What I hadn’t quite appreciated however, was exactly how popular gardening was…and what kind of creature gardeners actually are…
At Chelsea, the true viciousness of the species came out to play. There’s nothing quite like admiring the finesse displayed in the subtle blending of plants forms and colours displayed by some of the world’s best designers as you desperately cling to a rope fence to avoid drowning in a sea of fellow garden fanatics. Held back by the ropes surrounding the show gardens the crowd grasped at brochure wielding attendants with more determination than a redneck at a naked lesbian cage fight.
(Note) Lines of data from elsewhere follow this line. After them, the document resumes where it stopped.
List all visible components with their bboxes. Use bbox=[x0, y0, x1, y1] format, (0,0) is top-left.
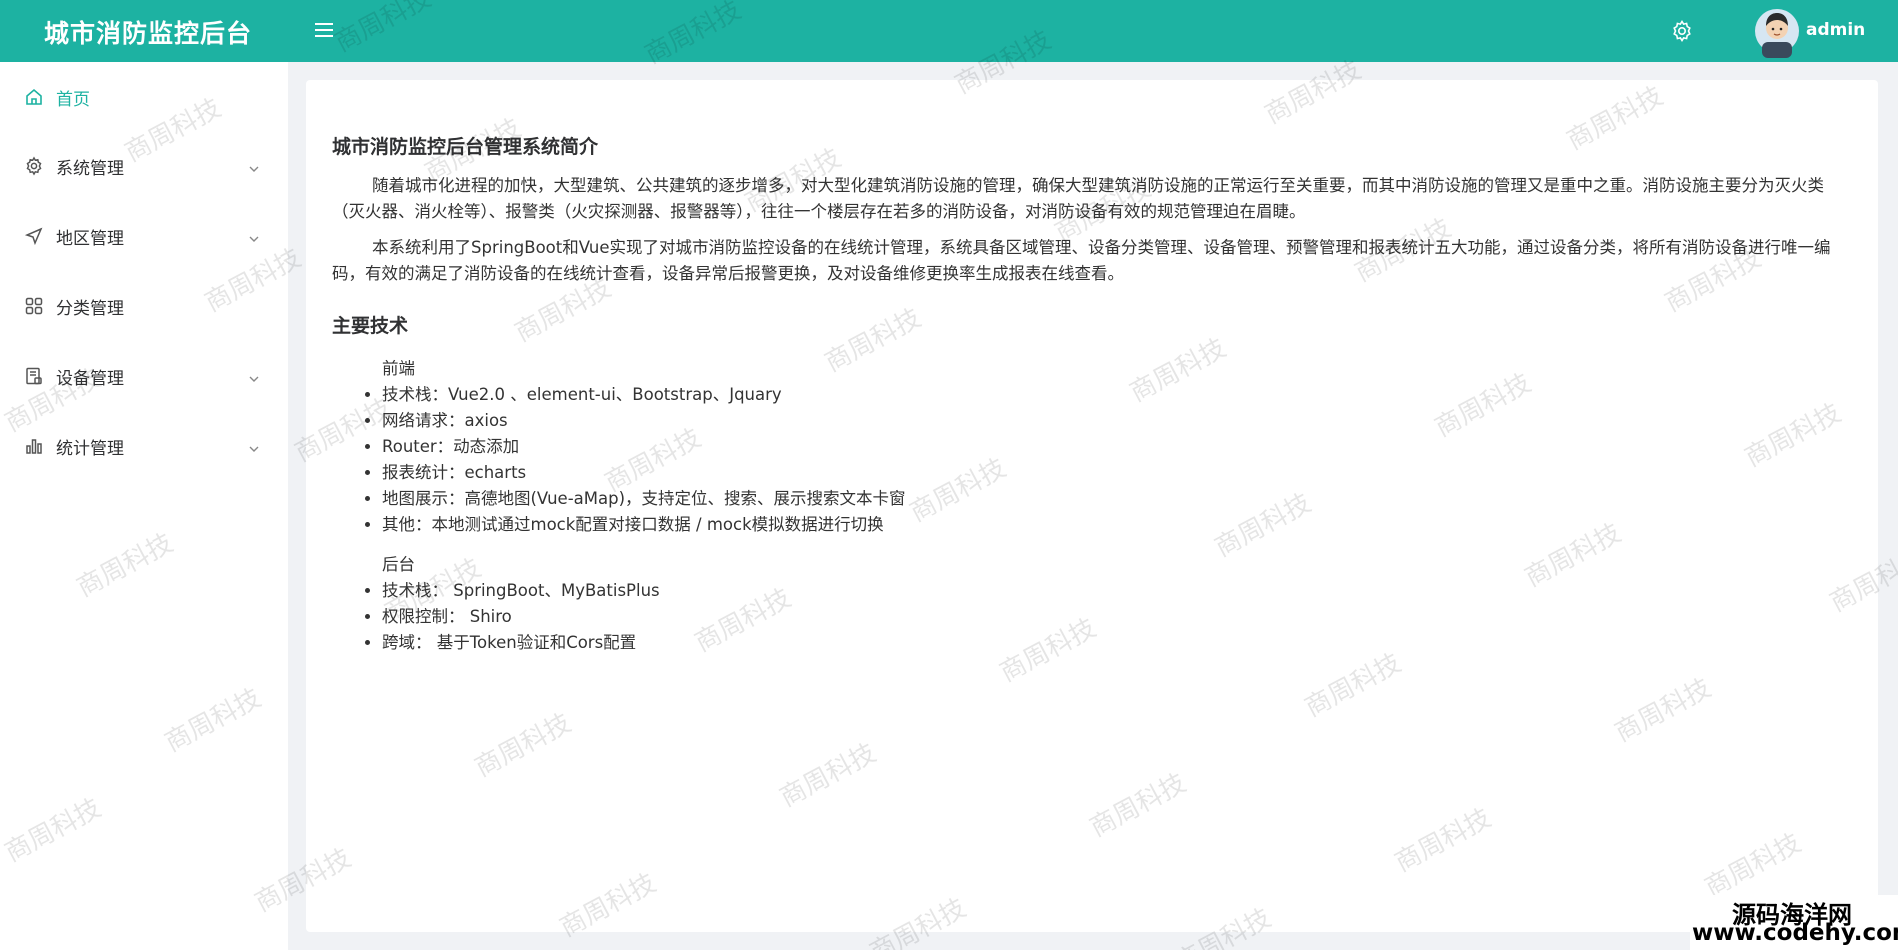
gear-icon[interactable] bbox=[1670, 19, 1694, 43]
list-item: 技术栈： SpringBoot、MyBatisPlus bbox=[382, 578, 1852, 604]
intro-content: 城市消防监控后台管理系统简介 随着城市化进程的加快，大型建筑、公共建筑的逐步增多… bbox=[332, 132, 1852, 656]
sidebar-item-region[interactable]: 地区管理 bbox=[0, 205, 288, 267]
user-avatar[interactable] bbox=[1754, 4, 1800, 58]
list-item: Router：动态添加 bbox=[382, 434, 1852, 460]
grid-icon bbox=[24, 296, 44, 316]
list-item: 跨域： 基于Token验证和Cors配置 bbox=[382, 630, 1852, 656]
sidebar-item-category[interactable]: 分类管理 bbox=[0, 275, 288, 337]
brand-line2: www.codehy.com bbox=[1692, 920, 1898, 946]
sidebar-item-label: 系统管理 bbox=[56, 159, 124, 179]
top-header: 城市消防监控后台 admin bbox=[0, 0, 1898, 62]
sidebar-item-label: 分类管理 bbox=[56, 299, 124, 319]
sidebar-item-home[interactable]: 首页 bbox=[0, 66, 288, 128]
bar-chart-icon bbox=[24, 436, 44, 456]
sidebar-item-label: 首页 bbox=[56, 90, 90, 110]
frontend-list: 技术栈：Vue2.0 、element-ui、Bootstrap、Jquary … bbox=[382, 382, 1852, 538]
chevron-down-icon bbox=[248, 160, 260, 172]
gear-icon bbox=[24, 156, 44, 176]
list-item: 权限控制： Shiro bbox=[382, 604, 1852, 630]
list-item: 技术栈：Vue2.0 、element-ui、Bootstrap、Jquary bbox=[382, 382, 1852, 408]
sidebar-item-label: 地区管理 bbox=[56, 229, 124, 249]
corner-brand: 源码海洋网 www.codehy.com bbox=[1690, 895, 1898, 950]
frontend-label: 前端 bbox=[382, 359, 415, 378]
device-icon bbox=[24, 366, 44, 386]
list-item: 网络请求：axios bbox=[382, 408, 1852, 434]
sidebar-item-device[interactable]: 设备管理 bbox=[0, 345, 288, 407]
backend-label: 后台 bbox=[382, 555, 415, 574]
chevron-down-icon bbox=[248, 370, 260, 382]
backend-list: 技术栈： SpringBoot、MyBatisPlus 权限控制： Shiro … bbox=[382, 578, 1852, 656]
intro-paragraph: 随着城市化进程的加快，大型建筑、公共建筑的逐步增多，对大型化建筑消防设施的管理，… bbox=[332, 176, 1824, 221]
sidebar-nav: 首页 系统管理 地区管理 分类管理 设备管理 统计管理 bbox=[0, 62, 288, 950]
sidebar-item-label: 设备管理 bbox=[56, 369, 124, 389]
intro-paragraph: 本系统利用了SpringBoot和Vue实现了对城市消防监控设备的在线统计管理，… bbox=[332, 238, 1831, 283]
sidebar-item-system[interactable]: 系统管理 bbox=[0, 135, 288, 197]
send-icon bbox=[24, 226, 44, 246]
list-item: 其他：本地测试通过mock配置对接口数据 / mock模拟数据进行切换 bbox=[382, 512, 1852, 538]
home-icon bbox=[24, 87, 44, 107]
main-panel: 城市消防监控后台管理系统简介 随着城市化进程的加快，大型建筑、公共建筑的逐步增多… bbox=[306, 80, 1878, 932]
list-item: 地图展示：高德地图(Vue-aMap)，支持定位、搜索、展示搜索文本卡窗 bbox=[382, 486, 1852, 512]
hamburger-icon[interactable] bbox=[312, 18, 336, 42]
chevron-down-icon bbox=[248, 230, 260, 242]
sidebar-item-statistics[interactable]: 统计管理 bbox=[0, 415, 288, 477]
chevron-down-icon bbox=[248, 440, 260, 452]
intro-title: 城市消防监控后台管理系统简介 bbox=[332, 136, 599, 158]
list-item: 报表统计：echarts bbox=[382, 460, 1852, 486]
tech-title: 主要技术 bbox=[332, 315, 409, 337]
sidebar-item-label: 统计管理 bbox=[56, 439, 124, 459]
app-title: 城市消防监控后台 bbox=[44, 19, 253, 48]
username[interactable]: admin bbox=[1806, 20, 1865, 40]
And at the many stalls, demonstrating a truly British pedigree in pillaging the world for rare and exotic plants, the garden-show-going public weren’t about to skimp on steely determination not to let anything stand between them and a specimen not held in the collection of the Joneses.
By the time I narrowly missed a trampling from bouncers for the BBC telly crew by crashing into a glammed-up tweed and wellies stall staffed by what looked like thoroughbreds (as in horses. Expensive and high maintenance horses), the images of the serene display gardens of my imagination had faded into oblivion. I realised that somehow my crowd phobia and I had ended up at the garden equivalent of The Big Day Out. Firmly instructing my anxiety to get a grip, I waded my way to the exit, stolidly ignoring the sniffer dog inspecting people for illicit cuttings on the way out.
Somewhat thankfully back home, I was delighted/grimly optimistic upon discovering that a sunny May in Perth had neatly cleared my own garden of plant life. Uplifted by the heady waft of delusions of grandeur, and fortified by my induction to the ranks of the garden warriors, I determined on a systematic approach to my new grow-your-own-to-save-the-world-while-skillfully-blending-colour-and-form-vegetable garden. Cunningly thwarting pigeons and slaters, I started with seedlings to avoid the crushing disappointments of past ventures with seeds.
It seems, however, that the lessons of Chelsea take a while to sink in. As the chilly June rains drew slugs and snails to pulverise my aspirations, I realised that I have a whole bunch of ‘toughen up princess’ to acquire. So, as July kicks in I’ve been snuggling up to the heater with a Milo and uggies and flicking through the tonne of catalogues I dragged home from Chelsea. I also made a big decision. This year I’m going to toughen up and become a proper gardener. In Spring. Just as soon as it stops raining.